Lutter contre les tabous autour des règles au Bénin

28 mai 2022

Au Bénin, selon une étude, près d’une fille sur 7 ne va pas à l’école quand elle a ses règles. Pour limiter l’absentéisme qui fragilise la scolarisation des filles, Aide et Action accompagne 880 élèves dans la gestion de leur hygiène menstruelle, à travers un volet de son projet AGIR (Appui à la Gouvernance et aux Initiatives Relais).

De nombreuses filles ne sont pas préparées à l’arrivée de leurs premières règles, ce qui peut contribuer à une baisse de la fréquentation scolaire. Certaines abandonnent complètement la classe pendant cette période. « Il m’arrive souvent de manquer la classe quand j’ai mes règles parce que ma maison est loin de l’école. Je ne peux pas rentrer à la maison, me nettoyer puis revenir à l’école à l’heure. Dans mon école, il y avait seulement un bloc de latrines sales avec des herbes autour. Donc je porte ma protection hygiénique jusqu’au soir, parfois mon kaki (tenue scolaire) est tâché et mes camarades remarquent que j’ai mes règles. Pour éviter que tout le monde se moque de moi, je reste à la maison jusqu’à la fin des règles », témoigne une élève de CM2, de l’école primaire de Houinmin.

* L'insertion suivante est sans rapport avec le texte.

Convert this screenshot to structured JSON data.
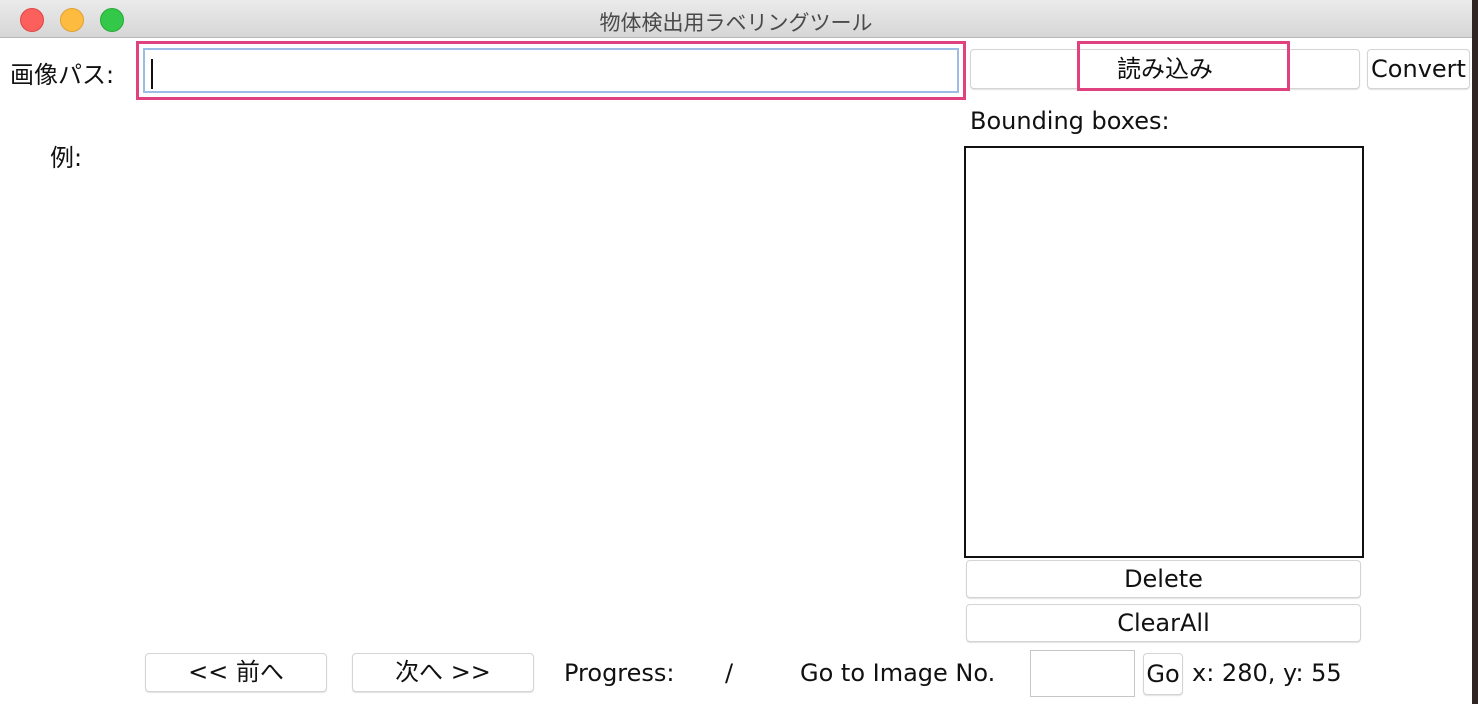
{
  "window": {
    "title": "物体検出用ラベリングツール"
  },
  "path": {
    "label": "画像パス:",
    "value": ""
  },
  "buttons": {
    "load": "読み込み",
    "convert": "Convert",
    "delete": "Delete",
    "clear_all": "ClearAll",
    "prev": "<< 前へ",
    "next": "次へ >>",
    "go": "Go"
  },
  "example_label": "例:",
  "bbox": {
    "label": "Bounding boxes:",
    "items": []
  },
  "status": {
    "progress_label": "Progress:",
    "progress_value": "/",
    "goto_label": "Go to Image No.",
    "goto_value": "",
    "coords": "x: 280, y: 55"
  },
  "colors": {
    "highlight": "#e0417f",
    "focus_ring": "#9dbde6"
  }
}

Une autre fille de 14 ans de l’école primaire de Gonfandji, en classe de CM2, ajoute : « La première fois que j’ai eu mes règles, j’étais en classe et la maîtresse m’a demandé d’aller au tableau. Quand je me suis levée, mes camarades ont commencé à se moquer de moi. C’est là que la maîtresse m’a remis son pagne pour que je l’attache sur mon kaki et m’a demandé de rentrer à la maison. J’ai eu peur et j’ai beaucoup pleuré. C’étaient mes premières règles, et ma mère ne m’avait jamais parlé de ça… ».

Une enquête sur la gestion de l’hygiène menstruelle en milieu scolaire réalisée par la Fondation Claudine Talon dans les communes d’Adjarra, d’Avrankou et de Porto-Novo au Bénin précise qu’environ 15 % des filles manquent les cours durant leurs cycles menstruels, ce qui correspond à 20 % du temps scolaire perdu sur une année. Les raisons qui poussent les filles à abandonner l’école lorsqu’elles ont leurs règles sont multiples : manque d’informations, stigmatisation, accès difficile à des infrastructure adéquates (toilettes, eau…), manque de moyens pour acheter des protections hygiéniques… Le risque est qu’elles n’arrivent plus à suivre les cours à cause de trop nombreuses absences et arrêtent alors complètement l’école.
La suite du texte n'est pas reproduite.